I loved Everhart’s story at this point, even details about how she shared these new directions with her parents and extended Dutch family. These were painful days for the CRC and anyone whose faith has moved in somewhat different ways than one’s own beloved family will relate to her telling of her family dynamics.
How much of Everhart’s theological views of “divine mysteries” and sense of calling into the ministry came about because of the awful rape and the less than admirable response among many in her conservative Calvinist setting? Can this story that begins with an unspeakable act of violence – as the promo copy for the book says – “end with tremendous healing and profound spiritual insights about faith, forgiveness and the will of God”?
Yes, this is a story of coping with the aftermath of a rape.
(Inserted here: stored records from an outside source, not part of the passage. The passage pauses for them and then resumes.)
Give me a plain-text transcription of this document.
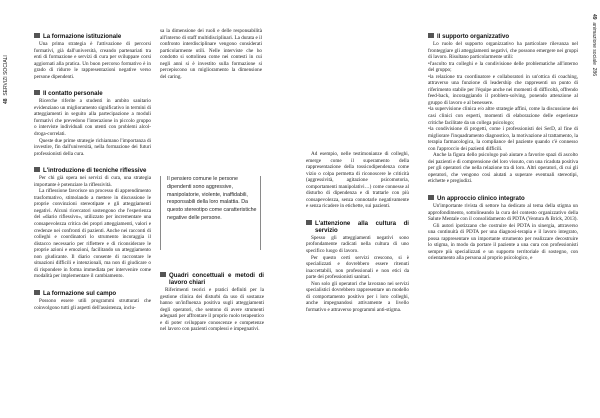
48  SERVIZI SOCIALI
49  animazione sociale  286
La formazione istituzionale

Una prima strategia è l'attivazione di percorsi formativi, già dall'università, creando partenariati tra enti di formazione e servizi di cura per sviluppare corsi aggiornati alla pratica. Un buon percorso formativo è in grado di ridurre le rappresentazioni negative verso persone dipendenti.

Il contatto personale

Ricerche riferite a studenti in ambito sanitario evidenziano un miglioramento significativo in termini di atteggiamenti in seguito alla partecipazione a moduli formativi che prevedono l'interazione in piccolo gruppo o interviste individuali con utenti con problemi alcol-droga-correlati.

Queste due prime strategie richiamano l'importanza di investire, fin dall'università, nella formazione dei futuri professionisti della cura.

L'introduzione di tecniche riflessive

Per chi già opera nei servizi di cura, una strategia importante è potenziare la riflessività.

La riflessione favorisce un processo di apprendimento trasformativo, stimolando a mettere in discussione le proprie convinzioni stereotipate e gli atteggiamenti negativi. Alcuni ricercatori sostengono che l'esperienza del «diario riflessivo», utilizzato per incrementare una consapevolezza critica dei propri atteggiamenti, valori e credenze nei confronti di pazienti. Anche nei racconti di colleghi e coordinatori lo strumento incoraggia il distacco necessario per riflettere e di riconsiderare le proprie azioni e emozioni, facilitando un atteggiamento non giudicante. Il diario consente di raccontare le situazioni difficili e intenzionali, ma non di giudicare o di rispondere in forma immediata per intervenire come modalità per implementare il cambiamento.

La formazione sul campo

Possono essere utili programmi strutturati che coinvolgono tutti gli aspetti dell'assistenza, inclu-

sa la dimensione dei ruoli e delle responsabilità all'interno di staff multidisciplinari. La durata e il confronto interdisciplinare vengono considerati particolarmente utili. Nelle interviste che ho condotto si sottolinea come nei contesti in cui negli anni si è investito sulla formazione si percepiscono un miglioramento la dimensione del caring.

Il pensiero comune le persone dipendenti sono aggressive, manipolatorie, violente, inaffidabili, responsabili della loro malattia. Da questo stereotipo come caratteristiche negative delle persone.
Quadri concettuali e metodi di lavoro chiari

Riferimenti teorici e pratici definiti per la gestione clinica dei disturbi da uso di sostanze hanno un'influenza positiva sugli atteggiamenti degli operatori, che sentono di avere strumenti adeguati per affrontare il proprio ruolo terapeutico e di poter sviluppare conoscenze e competenze nel lavoro con pazienti complessi e impegnativi.

Ad esempio, nelle testimonianze di colleghi, emerge come il superamento della rappresentazione della tossicodipendenza come vizio o colpa permetta di riconoscere le criticità (aggressività, agitazione psicomotoria, comportamenti manipolativi…) come connesse al disturbo di dipendenza e di trattarle con più consapevolezza, senza connotarle negativamente e senza ricadere in etichette, sui pazienti.

L'attenzione alla cultura di servizio

Spesso gli atteggiamenti negativi sono profondamente radicati nella cultura di uno specifico luogo di lavoro.

Per questo certi servizi crescono, si è specializzati e dovrebbero essere ritenuti inaccettabili, non professionali e non etici da parte dei professionisti sanitari.

Non solo gli operatori che lavorano nei servizi specialistici dovrebbero rappresentare un modello di comportamento positivo per i loro colleghi, anche impegnandosi attivamente a livello formativo e attraverso programmi anti-stigma.

Il supporto organizzativo

Lo ruolo del supporto organizzativo ha particolare rilevanza nel fronteggiare gli atteggiamenti negativi, che possono emergere nei gruppi di lavoro. Risultano particolarmente utili:

•l'ascolto tra colleghi e la condivisione delle problematiche all'interno del gruppo;

•la relazione tra coordinatore e collaboratori in un'ottica di coaching, attraverso una funzione di leadership che rappresenti un punto di riferimento stabile per l'équipe anche nei momenti di difficoltà, offrendo feed-back, incoraggiando il problem-solving, ponendo attenzione al gruppo di lavoro e al benessere.

•la supervisione clinica e/o altre strategie affini, come la discussione dei casi clinici con esperti, momenti di elaborazione delle esperienze critiche facilitate da un collega psicologo;

•la condivisione di progetti, come i professionisti dei SerD, al fine di migliorare l'inquadramento diagnostico, la motivazione al trattamento, la terapia farmacologica, la compliance del paziente quando c'è connesso con l'approccio dei pazienti difficili.

Anche la figura dello psicologo può aiutare a favorire spazi di ascolto dei pazienti e di comprensione del loro vissuto, con una ricaduta positiva per gli operatori che nella relazione tra di loro. Altri operatori, di cui gli operatori, che vengono così aiutati a superare eventuali stereotipi, etichette e pregiudizi.

Un approccio clinico integrato

Un'importante rivista di settore ha dedicato al tema della stigma un approfondimento, sottolineando la cura del contesto organizzativo della Salute Mentale con il consolidamento di PDTA (Ventura & Brick, 2013).

Gli autori ipotizzano che costruire dei PDTA in sinergia, attraverso una continuità di PDTA per una diagnosi-terapia e il lavoro integrato, possa rappresentare un importante strumento per realizzare decostruire lo stigma, in modo da portare il paziente a una cura con professionisti sempre più specializzati e un supporto territoriale di sostegno, con orientamento alla persona al proprio psicologico, e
It is the story of struggling with the perennial questions “where is God when it hurts?” and “why is God silent?” and “why does God allow evil?” and “will I ever be whole again?” It is the story of doing theology, live, in real time, trying to make sense of one’s assumptions about faith, about what the Bible does and doesn’t say, about how to articulate in helpful ways stuff about faith, life, suffering, gender, justice and God’s will. This is a memoir about faith and about life.
And, I might say rather gladly for some of us, it is a snapshot into life in the decades of the 1970s and 80s. She mentions her fashion choices, and little details – bean bag chairs, listening to Gordon Lightfoot, the names of cars she drove, the phone booth wire coiled in steel – made me smile. That she mentions hangout spots in Grand Rapids was fun (we have good friends there, and a daughter who lived in Eastown where some of the book is set.) Her moving around the country – including a beautifully crafted episode of canoeing on Lake Superior where she meets (spoiler alert) her husband – rings true as she navigates her transition after college.
There is an epilogue to the book, set off in italics, that, even though only a few pages, have haunted me and touched me.
These pages are an open letter written to her daughters, one in college, one in high school. The girls apparently didn’t know that their mother was raped and their own response to this awful discovery was complicated. Her letter to them about being loved, about God’s grace, about possible hurt and trauma in life, was beautiful and poignant and powerful, the words incredibly moving. God will, she testifies, bring something new and beautiful out of the pain. You are loved no matter what. They are words I wish every parent could say to every child.